The culture that is Maine, from /r/Maine.

If the desert is too dry and you want land that gets plenty of rainfall, the cheapest you’ll find is in Maine’s interior, such as Aroostook County. Land can be had for $500/acre on websites like LandWatch and likely for a bit less by getting into direct contact with locals. The region also has a lot of homesteaders and a very supportive culture.

The downside is that it is cold and remote. Winter is long, with a lot of snow. Consequently, you have a growing season that’s on the shorter side, around 4 months.

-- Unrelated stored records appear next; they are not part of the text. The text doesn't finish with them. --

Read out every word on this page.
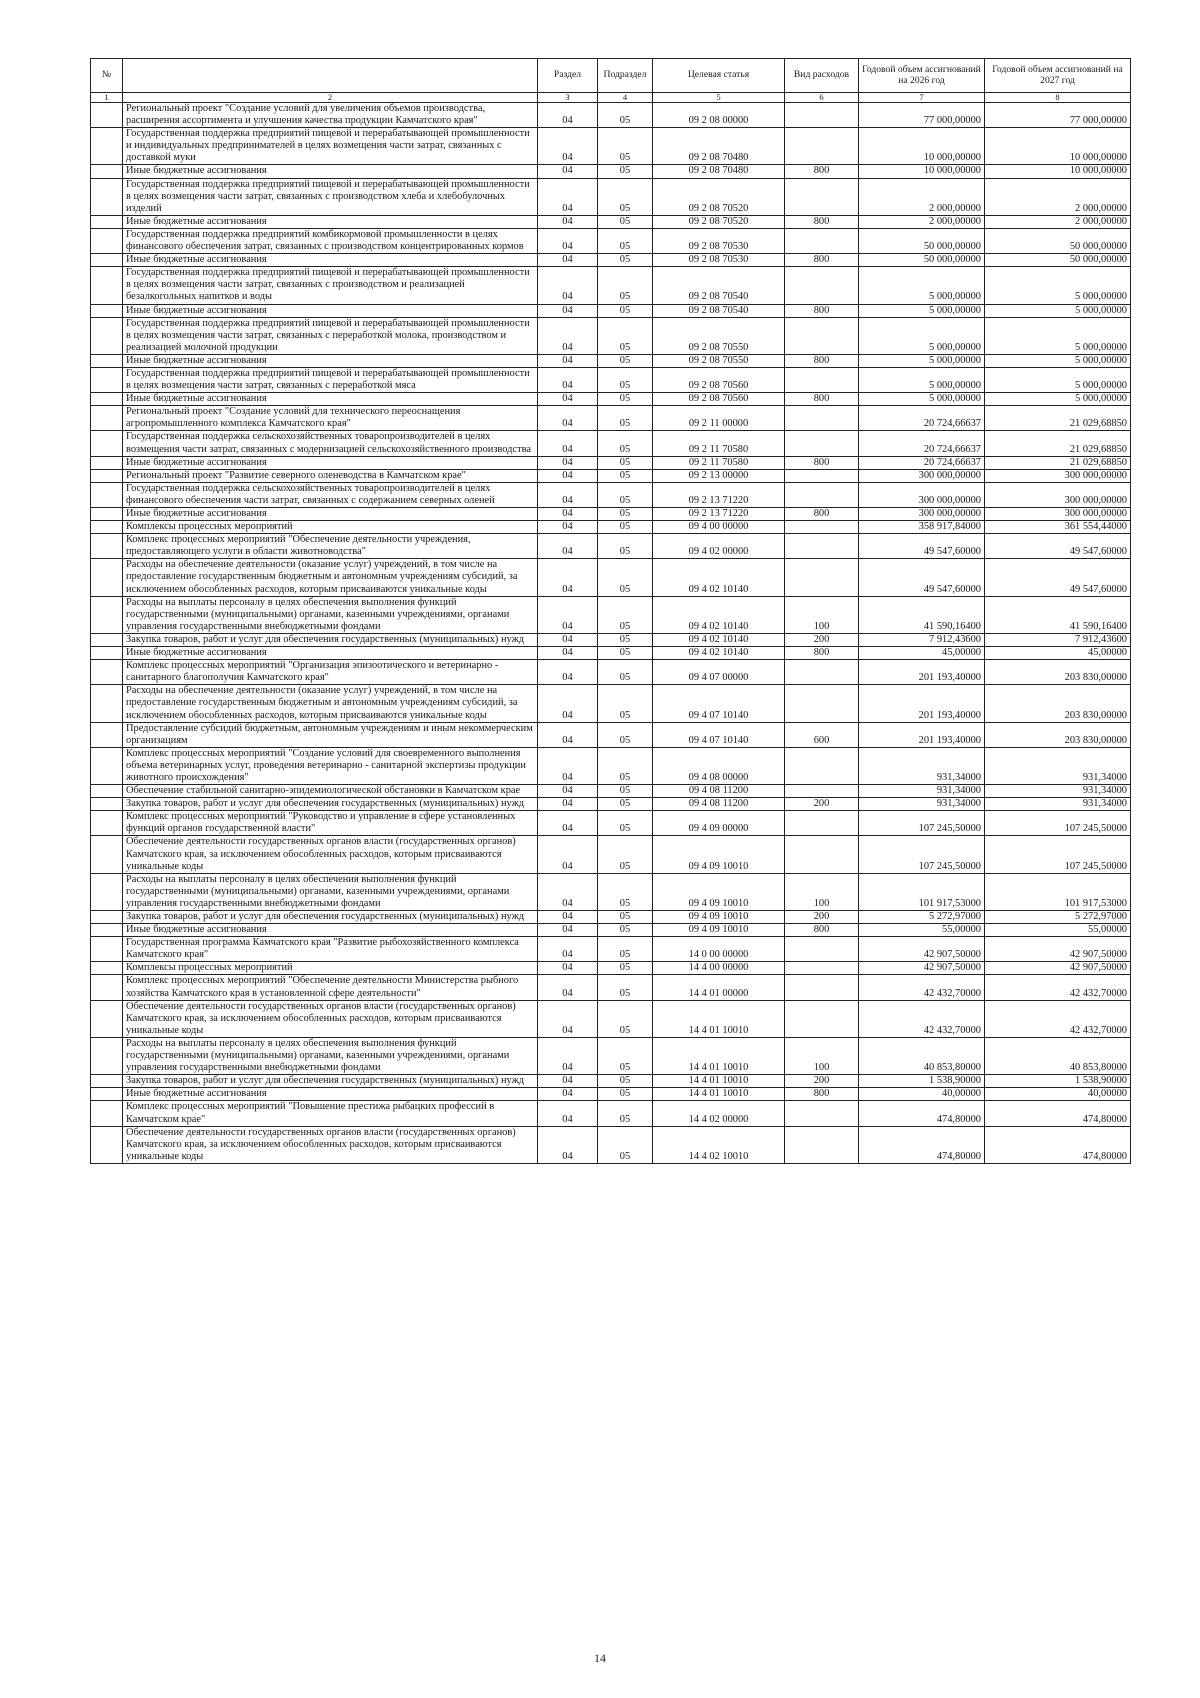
№		Раздел	Подраздел	Целевая статья	Вид расходов	Годовой объем ассигнований на 2026 год	Годовой объем ассигнований на 2027 год
1	2	3	4	5	6	7	8
	Региональный проект "Создание условий для увеличения объемов производства, расширения ассортимента и улучшения качества продукции Камчатского края"	04	05	09 2 08 00000		77 000,00000	77 000,00000
	Государственная поддержка предприятий пищевой и перерабатывающей промышленности и индивидуальных предпринимателей в целях возмещения части затрат, связанных с доставкой муки	04	05	09 2 08 70480		10 000,00000	10 000,00000
	Иные бюджетные ассигнования	04	05	09 2 08 70480	800	10 000,00000	10 000,00000
	Государственная поддержка предприятий пищевой и перерабатывающей промышленности в целях возмещения части затрат, связанных с производством хлеба и хлебобулочных изделий	04	05	09 2 08 70520		2 000,00000	2 000,00000
	Иные бюджетные ассигнования	04	05	09 2 08 70520	800	2 000,00000	2 000,00000
	Государственная поддержка предприятий комбикормовой промышленности в целях финансового обеспечения затрат, связанных с производством концентрированных кормов	04	05	09 2 08 70530		50 000,00000	50 000,00000
	Иные бюджетные ассигнования	04	05	09 2 08 70530	800	50 000,00000	50 000,00000
	Государственная поддержка предприятий пищевой и перерабатывающей промышленности в целях возмещения части затрат, связанных с производством и реализацией безалкогольных напитков и воды	04	05	09 2 08 70540		5 000,00000	5 000,00000
	Иные бюджетные ассигнования	04	05	09 2 08 70540	800	5 000,00000	5 000,00000
	Государственная поддержка предприятий пищевой и перерабатывающей промышленности в целях возмещения части затрат, связанных с переработкой молока, производством и реализацией молочной продукции	04	05	09 2 08 70550		5 000,00000	5 000,00000
	Иные бюджетные ассигнования	04	05	09 2 08 70550	800	5 000,00000	5 000,00000
	Государственная поддержка предприятий пищевой и перерабатывающей промышленности в целях возмещения части затрат, связанных с переработкой мяса	04	05	09 2 08 70560		5 000,00000	5 000,00000
	Иные бюджетные ассигнования	04	05	09 2 08 70560	800	5 000,00000	5 000,00000
	Региональный проект "Создание условий для технического переоснащения агропромышленного комплекса Камчатского края"	04	05	09 2 11 00000		20 724,66637	21 029,68850
	Государственная поддержка сельскохозяйственных товаропроизводителей в целях возмещения части затрат, связанных с модернизацией сельскохозяйственного производства	04	05	09 2 11 70580		20 724,66637	21 029,68850
	Иные бюджетные ассигнования	04	05	09 2 11 70580	800	20 724,66637	21 029,68850
	Региональный проект "Развитие северного оленеводства в Камчатском крае"	04	05	09 2 13 00000		300 000,00000	300 000,00000
	Государственная поддержка сельскохозяйственных товаропроизводителей в целях финансового обеспечения части затрат, связанных с содержанием северных оленей	04	05	09 2 13 71220		300 000,00000	300 000,00000
	Иные бюджетные ассигнования	04	05	09 2 13 71220	800	300 000,00000	300 000,00000
	Комплексы процессных мероприятий	04	05	09 4 00 00000		358 917,84000	361 554,44000
	Комплекс процессных мероприятий "Обеспечение деятельности учреждения, предоставляющего услуги в области животноводства"	04	05	09 4 02 00000		49 547,60000	49 547,60000
	Расходы на обеспечение деятельности (оказание услуг) учреждений, в том числе на предоставление государственным бюджетным и автономным учреждениям субсидий, за исключением обособленных расходов, которым присваиваются уникальные коды	04	05	09 4 02 10140		49 547,60000	49 547,60000
	Расходы на выплаты персоналу в целях обеспечения выполнения функций государственными (муниципальными) органами, казенными учреждениями, органами управления государственными внебюджетными фондами	04	05	09 4 02 10140	100	41 590,16400	41 590,16400
	Закупка товаров, работ и услуг для обеспечения государственных (муниципальных) нужд	04	05	09 4 02 10140	200	7 912,43600	7 912,43600
	Иные бюджетные ассигнования	04	05	09 4 02 10140	800	45,00000	45,00000
	Комплекс процессных мероприятий "Организация эпизоотического и ветеринарно - санитарного благополучия Камчатского края"	04	05	09 4 07 00000		201 193,40000	203 830,00000
	Расходы на обеспечение деятельности (оказание услуг) учреждений, в том числе на предоставление государственным бюджетным и автономным учреждениям субсидий, за исключением обособленных расходов, которым присваиваются уникальные коды	04	05	09 4 07 10140		201 193,40000	203 830,00000
	Предоставление субсидий бюджетным, автономным учреждениям и иным некоммерческим организациям	04	05	09 4 07 10140	600	201 193,40000	203 830,00000
	Комплекс процессных мероприятий "Создание условий для своевременного выполнения объема ветеринарных услуг, проведения ветеринарно - санитарной экспертизы продукции животного происхождения"	04	05	09 4 08 00000		931,34000	931,34000
	Обеспечение стабильной санитарно-эпидемиологической обстановки в Камчатском крае	04	05	09 4 08 11200		931,34000	931,34000
	Закупка товаров, работ и услуг для обеспечения государственных (муниципальных) нужд	04	05	09 4 08 11200	200	931,34000	931,34000
	Комплекс процессных мероприятий "Руководство и управление в сфере установленных функций органов государственной власти"	04	05	09 4 09 00000		107 245,50000	107 245,50000
	Обеспечение деятельности государственных органов власти (государственных органов) Камчатского края, за исключением обособленных расходов, которым присваиваются уникальные коды	04	05	09 4 09 10010		107 245,50000	107 245,50000
	Расходы на выплаты персоналу в целях обеспечения выполнения функций государственными (муниципальными) органами, казенными учреждениями, органами управления государственными внебюджетными фондами	04	05	09 4 09 10010	100	101 917,53000	101 917,53000
	Закупка товаров, работ и услуг для обеспечения государственных (муниципальных) нужд	04	05	09 4 09 10010	200	5 272,97000	5 272,97000
	Иные бюджетные ассигнования	04	05	09 4 09 10010	800	55,00000	55,00000
	Государственная программа Камчатского края "Развитие рыбохозяйственного комплекса Камчатского края"	04	05	14 0 00 00000		42 907,50000	42 907,50000
	Комплексы процессных мероприятий	04	05	14 4 00 00000		42 907,50000	42 907,50000
	Комплекс процессных мероприятий "Обеспечение деятельности Министерства рыбного хозяйства Камчатского края в установленной сфере деятельности"	04	05	14 4 01 00000		42 432,70000	42 432,70000
	Обеспечение деятельности государственных органов власти (государственных органов) Камчатского края, за исключением обособленных расходов, которым присваиваются уникальные коды	04	05	14 4 01 10010		42 432,70000	42 432,70000
	Расходы на выплаты персоналу в целях обеспечения выполнения функций государственными (муниципальными) органами, казенными учреждениями, органами управления государственными внебюджетными фондами	04	05	14 4 01 10010	100	40 853,80000	40 853,80000
	Закупка товаров, работ и услуг для обеспечения государственных (муниципальных) нужд	04	05	14 4 01 10010	200	1 538,90000	1 538,90000
	Иные бюджетные ассигнования	04	05	14 4 01 10010	800	40,00000	40,00000
	Комплекс процессных мероприятий "Повышение престижа рыбацких профессий в Камчатском крае"	04	05	14 4 02 00000		474,80000	474,80000
	Обеспечение деятельности государственных органов власти (государственных органов) Камчатского края, за исключением обособленных расходов, которым присваиваются уникальные коды	04	05	14 4 02 10010		474,80000	474,80000
14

The Ozarks of North Arkansas

If you want land with water somewhere warmer than Maine, the cheapest you’ll find is probably in the Ozarks on the Arkansas side, where land can be found for a bit less than $1000/acre.

The difficulty is finding soil that’s worth a damn. It’s out there but it’s not the norm: most of the Ozarks is rocks, clay, and little or no soil. The decent soil is mostly in the former riverlands scattered throughout the area. (In the past I’ve used AcreValue to help determine the soil quality of different parcels.)

The region is also, of course, hilly, and best suited to intensive gardening and not machine cultivation.